I found myself nodding through parts, cringing at others, and flat-out annoyed at a single phrase (“dumb luck,” which Dannemiller has removed since it went viral).  I was able to see the merit of many of his arguments.  Especially against the Prosperity Gospel.  Heeeellooooo, heresy.  How art thou?

But the overall message of his article got me thinking about the bigger picture of what I do believe about God’s providence in general and being “blessed” specifically.  Here’s what I came up with.  I’d love to know your thoughts, too.  And just FYI, here’s me playing amateur theologian, so feel free to correct me with Church teachings if I stray.

Here’s how I break it down.

God’s providence is given to all of us, at all times.  

Everything good, true, beautiful: comes from God.

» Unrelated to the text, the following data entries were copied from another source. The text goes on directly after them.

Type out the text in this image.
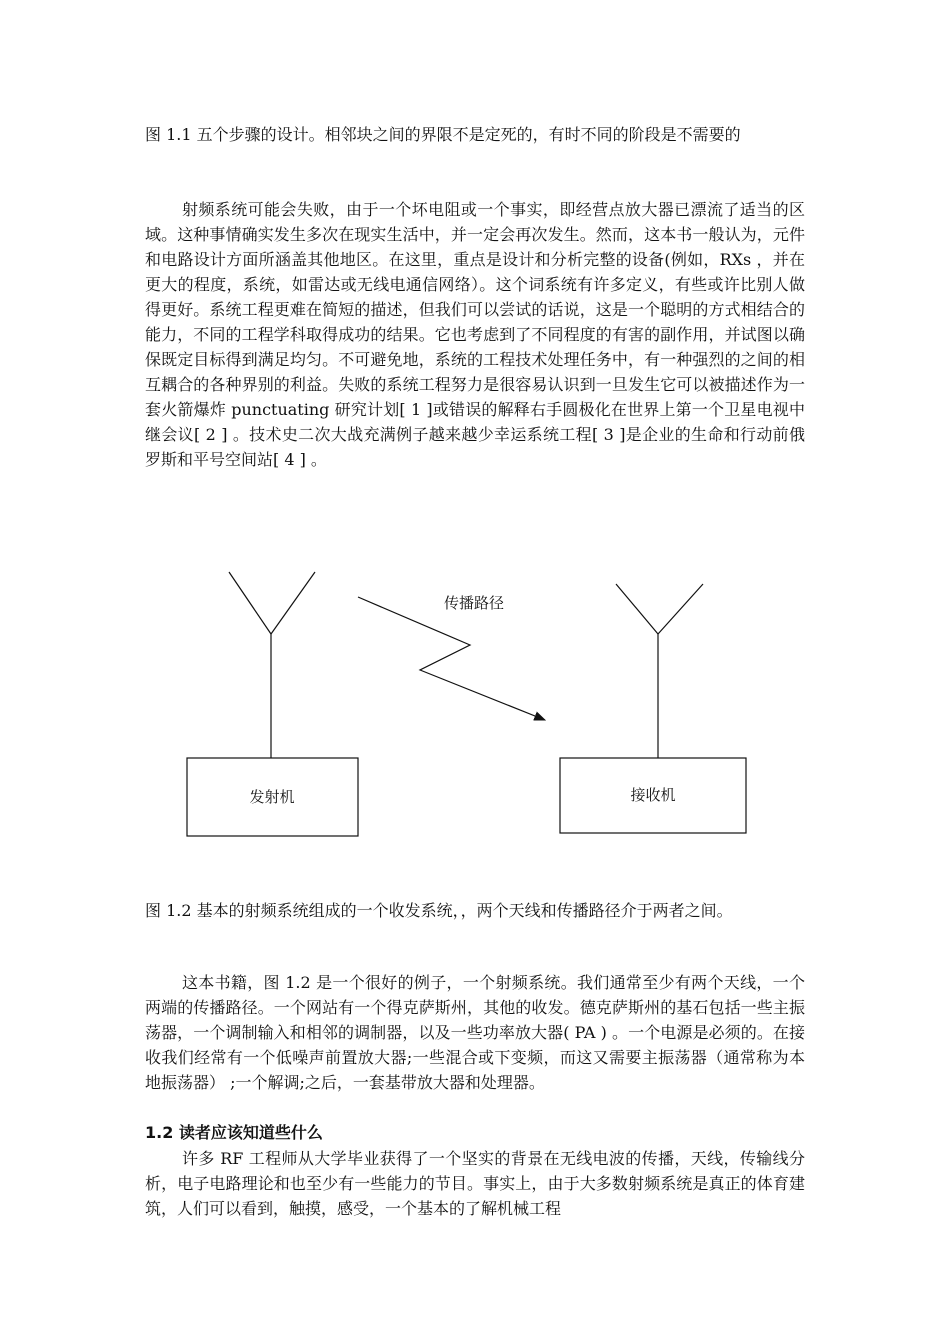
图 1.1 五个步骤的设计。相邻块之间的界限不是定死的，有时不同的阶段是不需要的

射频系统可能会失败，由于一个坏电阻或一个事实，即经营点放大器已漂流了适当的区域。这种事情确实发生多次在现实生活中，并一定会再次发生。然而，这本书一般认为，元件和电路设计方面所涵盖其他地区。在这里，重点是设计和分析完整的设备(例如，RXs ，并在更大的程度，系统，如雷达或无线电通信网络）。这个词系统有许多定义，有些或许比别人做得更好。系统工程更难在简短的描述，但我们可以尝试的话说，这是一个聪明的方式相结合的能力，不同的工程学科取得成功的结果。它也考虑到了不同程度的有害的副作用，并试图以确保既定目标得到满足均匀。不可避免地，系统的工程技术处理任务中，有一种强烈的之间的相互耦合的各种界别的利益。失败的系统工程努力是很容易认识到一旦发生它可以被描述作为一套火箭爆炸 punctuating 研究计划[ 1 ]或错误的解释右手圆极化在世界上第一个卫星电视中继会议[ 2 ] 。技术史二次大战充满例子越来越少幸运系统工程[ 3 ]是企业的生命和行动前俄罗斯和平号空间站[ 4 ] 。

发射机	接收机
传播路径

图 1.2 基本的射频系统组成的一个收发系统，，两个天线和传播路径介于两者之间。

这本书籍，图 1.2 是一个很好的例子，一个射频系统。我们通常至少有两个天线，一个两端的传播路径。一个网站有一个得克萨斯州，其他的收发。德克萨斯州的基石包括一些主振荡器，一个调制输入和相邻的调制器，以及一些功率放大器( PA ) 。一个电源是必须的。在接收我们经常有一个低噪声前置放大器;一些混合或下变频，而这又需要主振荡器（通常称为本地振荡器） ;一个解调;之后，一套基带放大器和处理器。

1.2 读者应该知道些什么

许多 RF 工程师从大学毕业获得了一个坚实的背景在无线电波的传播，天线，传输线分析，电子电路理论和也至少有一些能力的节目。事实上，由于大多数射频系统是真正的体育建筑，人们可以看到，触摸，感受，一个基本的了解机械工程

Everything else: is allowed by God.

Therefore, God’s providence is not limited to material blessings, but rather extends to every thing in our lives.  Tha’s right: the good, the bad, and the ugly.  Every. Last. Thing.

Now,  I must be a sucker for a debate, because: cue the eternal atheist argument: “if God existed, He wouldn’t cause/allow XYZ terrible things to happen to people.” To which I will answer: “God gave us free will.  Every person on earth must choose to do good or evil, to love Him or to defy Him.  God’s love for us isn’t diminished by the evil in the world, it is proved by it.”  Not that I’ve convinced anyone yet, but that’s my answer unless y’all know a better one.

But I, as I so often do, digress.

I guess my answer to Dannemiller isn’t that we should stop using the term blessed, it’s that we should use it in the correct context.  As Christians who believe in God’s providence, we should feel comfortable saying, “I’m blessed by all the wonderful people in my life.  Oh, and gee, this other experience totally sucks, and yet, I know God is blessing me, somehow, some way.  I may not always like it, but I accept it as a part of His plan for me.  I am blessed.”  It’s pretty counter-cultural to say that, I know.  But haven’t you heard?  Jesus was the original hipster.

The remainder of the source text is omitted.